Some nuance can be added to our personas and how we approach them. Nearly all analytics questions, workflows, funnels, or any metrics gathering will require technical work to add instrumentation, test, and deploy it. This is the reason we are focusing on Sasha as our primary persona before Parker. We are addressing Sasha in the context that they are supporting Analytics efforts for their team. This means they are interested in how to do tasks related to adding instrumentation code, deploying it, and debugging it in support of analytics-related questions and projects. This is a more focused version of the Sasha overall persona.

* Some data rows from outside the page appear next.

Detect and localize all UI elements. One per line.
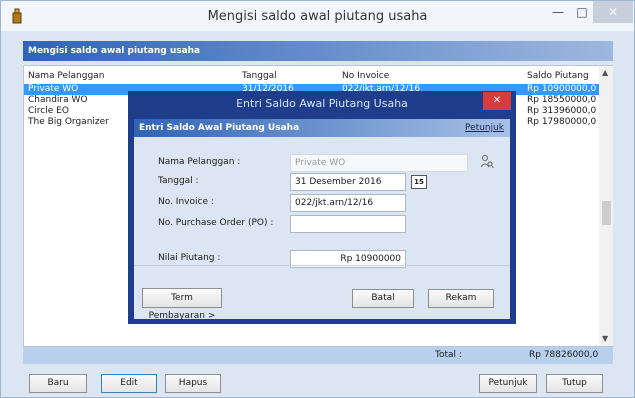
no-invoice-field[interactable]: 022/jkt.arn/12/16 (290, 194, 406, 212)
dialog-close-button[interactable]: ✕ (483, 92, 511, 110)
save-button[interactable]: Rekam (428, 289, 494, 308)
term-pembayaran-button[interactable]: Term Pembayaran > (142, 288, 222, 321)
nama-pelanggan-field[interactable]: Private WO (290, 154, 468, 172)
calendar-icon[interactable]: 15 (411, 175, 427, 189)
scroll-down-icon[interactable]: ▼ (602, 334, 608, 343)
total-value: Rp 78826000,0 (529, 350, 599, 360)
no-po-field[interactable] (290, 215, 406, 233)
cell-nama: Chandira WO (28, 95, 88, 105)
entry-dialog: Entri Saldo Awal Piutang Usaha ✕ Entri S… (128, 91, 516, 324)
label-nama-pelanggan: Nama Pelanggan : (158, 157, 241, 167)
tanggal-field[interactable]: 31 Desember 2016 (290, 173, 406, 191)
label-no-po: No. Purchase Order (PO) : (158, 218, 274, 228)
column-header-tanggal[interactable]: Tanggal (242, 71, 277, 81)
label-tanggal: Tanggal : (158, 176, 199, 186)
dialog-help-link[interactable]: Petunjuk (465, 119, 504, 137)
column-header-saldo[interactable]: Saldo Piutang (527, 71, 589, 81)
edit-button[interactable]: Edit (101, 374, 157, 393)
cell-nama: Private WO (28, 84, 79, 94)
cell-saldo: Rp 31396000,0 (527, 106, 597, 116)
section-header: Mengisi saldo awal piutang usaha (23, 41, 613, 61)
label-nilai-piutang: Nilai Piutang : (158, 253, 221, 263)
dialog-divider (134, 265, 510, 266)
dialog-header: Entri Saldo Awal Piutang Usaha Petunjuk (134, 119, 510, 137)
window-title: Mengisi saldo awal piutang usaha (207, 9, 428, 24)
label-no-invoice: No. Invoice : (158, 197, 214, 207)
column-header-invoice[interactable]: No Invoice (342, 71, 389, 81)
scroll-up-icon[interactable]: ▲ (602, 68, 608, 77)
cell-nama: Circle EO (28, 106, 69, 116)
close-button[interactable]: ✕ (593, 1, 633, 23)
dialog-header-title: Entri Saldo Awal Piutang Usaha (139, 123, 300, 133)
cell-nama: The Big Organizer (28, 117, 109, 127)
help-button[interactable]: Petunjuk (479, 374, 537, 393)
cell-saldo: Rp 17980000,0 (527, 117, 597, 127)
close-window-button[interactable]: Tutup (546, 374, 603, 393)
vertical-scrollbar[interactable]: ▲ ▼ (599, 66, 613, 346)
total-label: Total : (435, 350, 462, 360)
cell-saldo: Rp 18550000,0 (527, 95, 597, 105)
title-bar: Mengisi saldo awal piutang usaha — □ ✕ (1, 1, 634, 31)
delete-button[interactable]: Hapus (165, 374, 221, 393)
column-header-nama[interactable]: Nama Pelanggan (28, 71, 104, 81)
new-button[interactable]: Baru (29, 374, 87, 393)
people-search-icon[interactable] (480, 154, 494, 170)
total-bar: Total : Rp 78826000,0 (23, 347, 613, 364)
cancel-button[interactable]: Batal (352, 289, 414, 308)
scroll-thumb[interactable] (602, 201, 611, 225)
cell-saldo: Rp 10900000,0 (527, 84, 597, 94)
dialog-body: Entri Saldo Awal Piutang Usaha Petunjuk … (134, 119, 510, 321)
dialog-title: Entri Saldo Awal Piutang Usaha (236, 97, 408, 110)
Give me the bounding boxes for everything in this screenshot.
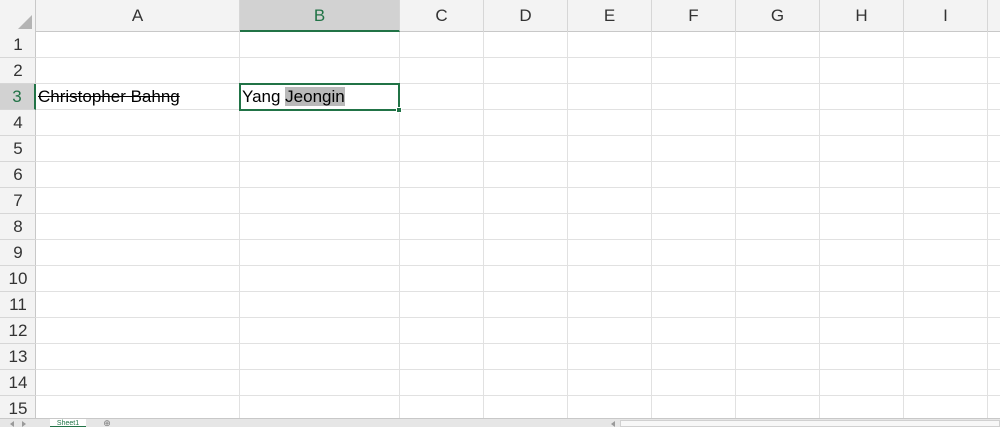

As part of considering these personas, consider what personas we are not including in this initial list. Specifically, we are not targeting executive personas or Directors with the initial offering. Sasha and Parker are individual contributors and have unique needs different than Directors or executives. They are focused mainly on specific applications and the analytics related to them, whereas executives and Directors will be concerned about multiple, or a "fleet", of applications. We intend to go after these personas eventually and will not intentionally create capabilities that exclude them, but they are not our primary focus at this point.
Our tiering plan will leverage our buyer-based model. The Analytics section, as a bridge from Ops to Dev (Plan) is an inherently collaborative stage. As a result, there are significant Paid Tier possibilities. Core will be seen primarily as a developer on-ramp. This section is subject to change without notice.